Interview

David Bagué i Soler

Lutier

Thinking with the hands

Bagué’s world is from the past but necessary in the present, an elitist world of dirty hands “Making instruments in an age of technology is patently absurd. I have ways of being able to recreate in myself 18th century thinking”

interview

Skill, patience, intelligence, sensitivity, tacit understanding and artistic sensibilities all come together in a Bohemian house in Barcelona’s Gràcia neighbourhood. David Bagué i Soler greets me in his workshop, in a shirt that is open at the collar and in an apron that is worn with time. I suddenly find myself in a world of wood, surrounded by metal tools, glass cabinets, as well as newspaper clippings that transport me to another place and time. I realise that I have been taken back to the world of the luthier, the world of the craftsmen who make and repair stringed instruments. Bagué’s world is from the past but necessary in the present, an elitist world of dirty hands.

Recently recognised by the Catalan government for his work, Bagué comes from a family of artists. When he used to get home from school, it was to find his soprano mother singing at the piano, while his father would be painting at an easel. These Bohemian surroundings invested him with a love for the arts as well as a special sensibility. His father bought him a violin, and one summer afternoon, the 12-year-old David discovered his vocation: “I was alone at home with my siblings, and I became curious about the instrument and so took it to pieces. When my parents got back home and saw that the violin was destroyed, they reacted with true vision. They did nothing about it, but that was everything. I knew then that I would be a luthier.” At a time of rebirth in the country, when craftsmen were again experiencing a golden moment, Bagué learnt from them by visiting their workshops in Gràcia, and later on in Italy. “A trade is forged; it’s a matter of attitude,” he says, revealing his humanist spirit that allows him to think with his hands.
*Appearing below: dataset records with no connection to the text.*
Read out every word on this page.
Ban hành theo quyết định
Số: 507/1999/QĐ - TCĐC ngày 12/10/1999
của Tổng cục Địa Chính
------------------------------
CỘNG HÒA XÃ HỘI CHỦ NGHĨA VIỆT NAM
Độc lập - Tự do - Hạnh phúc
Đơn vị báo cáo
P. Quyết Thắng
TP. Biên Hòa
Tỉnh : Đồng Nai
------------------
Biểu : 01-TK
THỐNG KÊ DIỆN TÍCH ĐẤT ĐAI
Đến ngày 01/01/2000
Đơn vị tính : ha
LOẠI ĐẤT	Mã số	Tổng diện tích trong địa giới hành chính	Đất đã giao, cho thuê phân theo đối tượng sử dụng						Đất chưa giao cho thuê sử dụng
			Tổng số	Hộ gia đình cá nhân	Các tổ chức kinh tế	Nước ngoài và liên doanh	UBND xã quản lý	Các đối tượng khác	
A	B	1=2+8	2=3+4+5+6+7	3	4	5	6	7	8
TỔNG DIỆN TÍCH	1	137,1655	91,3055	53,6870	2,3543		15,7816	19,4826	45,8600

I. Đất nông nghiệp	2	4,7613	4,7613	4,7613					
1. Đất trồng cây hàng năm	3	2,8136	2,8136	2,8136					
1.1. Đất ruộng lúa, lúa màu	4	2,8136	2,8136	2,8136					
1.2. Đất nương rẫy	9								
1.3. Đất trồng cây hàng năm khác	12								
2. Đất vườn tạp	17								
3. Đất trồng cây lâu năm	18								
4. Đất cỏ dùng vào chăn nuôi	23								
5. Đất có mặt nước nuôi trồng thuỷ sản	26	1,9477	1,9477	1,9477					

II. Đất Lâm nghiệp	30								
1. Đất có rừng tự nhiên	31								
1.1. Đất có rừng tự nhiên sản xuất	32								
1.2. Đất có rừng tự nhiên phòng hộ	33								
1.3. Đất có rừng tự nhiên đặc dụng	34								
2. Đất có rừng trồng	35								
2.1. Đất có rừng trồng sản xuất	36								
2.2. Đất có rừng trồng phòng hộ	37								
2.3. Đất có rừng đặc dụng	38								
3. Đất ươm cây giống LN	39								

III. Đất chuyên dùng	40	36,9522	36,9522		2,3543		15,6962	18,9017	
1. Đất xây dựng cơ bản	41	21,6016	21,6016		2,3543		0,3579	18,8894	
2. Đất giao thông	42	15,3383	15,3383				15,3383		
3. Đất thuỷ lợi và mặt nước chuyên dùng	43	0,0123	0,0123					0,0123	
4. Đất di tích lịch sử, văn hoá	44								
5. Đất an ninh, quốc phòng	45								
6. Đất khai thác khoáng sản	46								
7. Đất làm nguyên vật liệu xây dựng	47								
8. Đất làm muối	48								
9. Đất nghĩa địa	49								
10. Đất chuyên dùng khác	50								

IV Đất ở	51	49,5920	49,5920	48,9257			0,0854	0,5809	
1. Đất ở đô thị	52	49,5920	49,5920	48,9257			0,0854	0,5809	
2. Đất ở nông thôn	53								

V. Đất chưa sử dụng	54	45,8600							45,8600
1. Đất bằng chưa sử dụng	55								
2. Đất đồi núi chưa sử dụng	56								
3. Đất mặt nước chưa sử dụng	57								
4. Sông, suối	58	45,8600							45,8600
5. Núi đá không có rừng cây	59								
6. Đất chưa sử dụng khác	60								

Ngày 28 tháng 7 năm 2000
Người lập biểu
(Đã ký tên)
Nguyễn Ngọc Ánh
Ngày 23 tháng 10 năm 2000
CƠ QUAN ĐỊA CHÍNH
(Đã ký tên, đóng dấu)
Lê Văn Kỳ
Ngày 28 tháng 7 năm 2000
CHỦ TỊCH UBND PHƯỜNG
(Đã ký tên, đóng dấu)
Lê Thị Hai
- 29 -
“If I wasn’t nostalgic I couldn’t make instruments,” he says. “Making instruments in an age of technology is patently absurd. I have my ways of being able to recreate in myself 18th century thinking: staying away from technology and the speed it subjects us to by taking refuge in my own universe, so I can keep going with this craziness.” He adds: “The proof is that still, when I come down each day to my workshop, I see with the eyes of a 12-year-old child. That is the art of living.” A craft is the combination of emotion and reason, “but in balance, because untrammelled emotion can lead to madness.”

To develop in this trade you need “art to live, art to feel the emotion for understanding the material,” he says. “To cut down a tree you have to ask for permission, and that means inspiring people into letting you work for a good cause.” The life-long journey of creating instruments is not a technical issue, although without technique you cannot be free. At the same time, he speaks of concepts, thought, philosophy, mysticism, humanism, of passing on technique, although he warns: “Tacit understanding leads to the tomb.” The craft of the luthier needs defending “vehemently because it is high culture, and the only way that Catalonia can move forward is working for this high culture,” he says. His trade is elitist, but he adds, “I am not, I think like a craftsman.”

Unprecedented project

He is currently involved in an unprecedented cultural project with the Cosmos Quartet chamber music ensemble, which bears in mind that “everything must come from civil society: the Catalan bourgeoisie was very sensitive, and invested in a country that we still serve today.” In order to make the instruments, he has to understand the artistic personality of each of the musicians: “We have become a quintet, the four musicians and myself, as I’ve become part of it with my own voice in the background,” because I think that I have to give something back to society.

Finally, Bagué says: “People who commission something from me place are placing their absolute faith in me,” such as Ruggiero Ricci, Leonidas Kavakos, Ulrich Edelmann, Sophie Heinrich, Giuliano Carmignola, Abel Tomàs, Jordi Savall and Wilfried Hedenborg, member of the main violin section of the Vienna Philharmonic Orchestra.

Two of Bagué’s mottos are: “From Gràcia to the world” and “the more local, the more international,” as Catalan writer Josep Pla used to say.